2005-06-27 11:08:38 AM  
yawn, I'm all for free music, but if one good thing can come out of this, it's the inane: "people actually PAY for music?" comments that people think they're so clever spouting all the time. you're not original OR witty, get over it.
 
2005-06-27 11:09:55 AM  
Eat More Possum: No. If you make a copy of it, you are stealing the music.

(sigh) No, you're not stealing it. You're violating the copyright. Look into the law. It's two different things. There are two completely different sections of law that cover theft and copyright.

Some may say this is splitting hairs but I am just trying to educate. It is illegal to copy anything that is covered under copyright law without the copyright holder's permission (excluding limited cases of fair use...which are not explicitly spelled out in law but in precedent). It is not stealing.

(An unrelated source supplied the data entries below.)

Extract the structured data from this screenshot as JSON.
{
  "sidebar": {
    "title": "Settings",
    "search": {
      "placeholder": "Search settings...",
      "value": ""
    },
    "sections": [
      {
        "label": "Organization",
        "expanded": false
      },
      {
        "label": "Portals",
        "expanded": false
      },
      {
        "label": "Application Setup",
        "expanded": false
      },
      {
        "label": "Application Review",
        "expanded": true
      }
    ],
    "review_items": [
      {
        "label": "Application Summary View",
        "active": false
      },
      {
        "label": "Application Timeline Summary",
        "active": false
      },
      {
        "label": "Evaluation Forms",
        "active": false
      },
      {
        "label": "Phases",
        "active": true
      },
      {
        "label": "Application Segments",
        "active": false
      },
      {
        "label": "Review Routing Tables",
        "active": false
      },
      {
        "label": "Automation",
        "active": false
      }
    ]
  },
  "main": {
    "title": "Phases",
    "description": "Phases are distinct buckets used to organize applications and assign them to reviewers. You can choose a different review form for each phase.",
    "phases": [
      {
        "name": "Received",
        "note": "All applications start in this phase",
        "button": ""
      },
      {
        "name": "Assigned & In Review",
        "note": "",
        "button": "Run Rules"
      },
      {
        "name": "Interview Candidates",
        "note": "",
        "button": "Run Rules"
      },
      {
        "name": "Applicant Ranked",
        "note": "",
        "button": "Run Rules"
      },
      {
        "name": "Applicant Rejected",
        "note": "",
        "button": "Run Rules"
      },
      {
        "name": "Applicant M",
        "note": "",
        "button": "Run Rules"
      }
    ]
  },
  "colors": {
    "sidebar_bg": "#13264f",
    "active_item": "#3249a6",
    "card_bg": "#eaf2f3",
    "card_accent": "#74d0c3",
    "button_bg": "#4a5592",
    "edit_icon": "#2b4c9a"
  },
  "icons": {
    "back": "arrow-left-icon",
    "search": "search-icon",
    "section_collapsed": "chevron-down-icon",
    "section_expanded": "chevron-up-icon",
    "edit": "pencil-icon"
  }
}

If I murder someone, I am not charged with stealing their life.
 
2005-06-27 11:11:27 AM  
OK, I love getting music for free as much as the next guy. I also like getting software for free. But don't pirate music/software/movies and claim that it's not unethical/illegal. It is. Period.

For those of you saying "yeah, well we need to close the libraries now," grow up a little. You can actually go down to said library and check out a CD if you really don't want to pay for something. If you want to share YOUR music, donate all your CDs to your public library. If you want to make a more accurate comparison to books, file sharing is actually like photocopying an entire book from a friend or a library, and keeping the photocopied version for yourself. Guess what? That's illegal too.
 
2005-06-27 11:11:32 AM  
LarsThorwald, just to forestall what I know I'm going to hear, "I wouldn't have bought it if I didn't download the mp3!" Or, even more entertaining, "This is drek. I wouldn't want to own the CD, I just want to hear what all the hype about Madonna's latest record was." People seem to view artistic creations as something other than the possession of those artists; they seem to view it as community property and...oh...thanks for giving it to us. Now do something worth money.
 
2005-06-27 11:11:57 AM  
malicia: ut how did grokster encourage sharing copyrighted material?

I don't know. I haven't read the entire case. The ruling, however, said :"...shown by the clear expression or other affirmative steps taken to foster infringement..."

So, I assume the evidence in the case indicates Grokster took affirmative steps to encourage infringement.
 
2005-06-27 11:12:09 AM  
[image from fika.org too old to be available]
[image from thinkgeek.com too old to be available]
 
2005-06-27 11:12:51 AM  
Yeah, what stevarooni said.

/for some reason it took me twice as much text to say it.
 
2005-06-27 11:13:33 AM  
stevarooni:

People seem to view artistic creations as something other than the possession of those artists

actually, in most cases it is possession of the record company.

in which case, i have no problem stealing from them.

realistically, IMHO, i don't think downloading music has or will have any real-world substantial affect on artists themselves. maybe on record companies bottom line, but not the artist.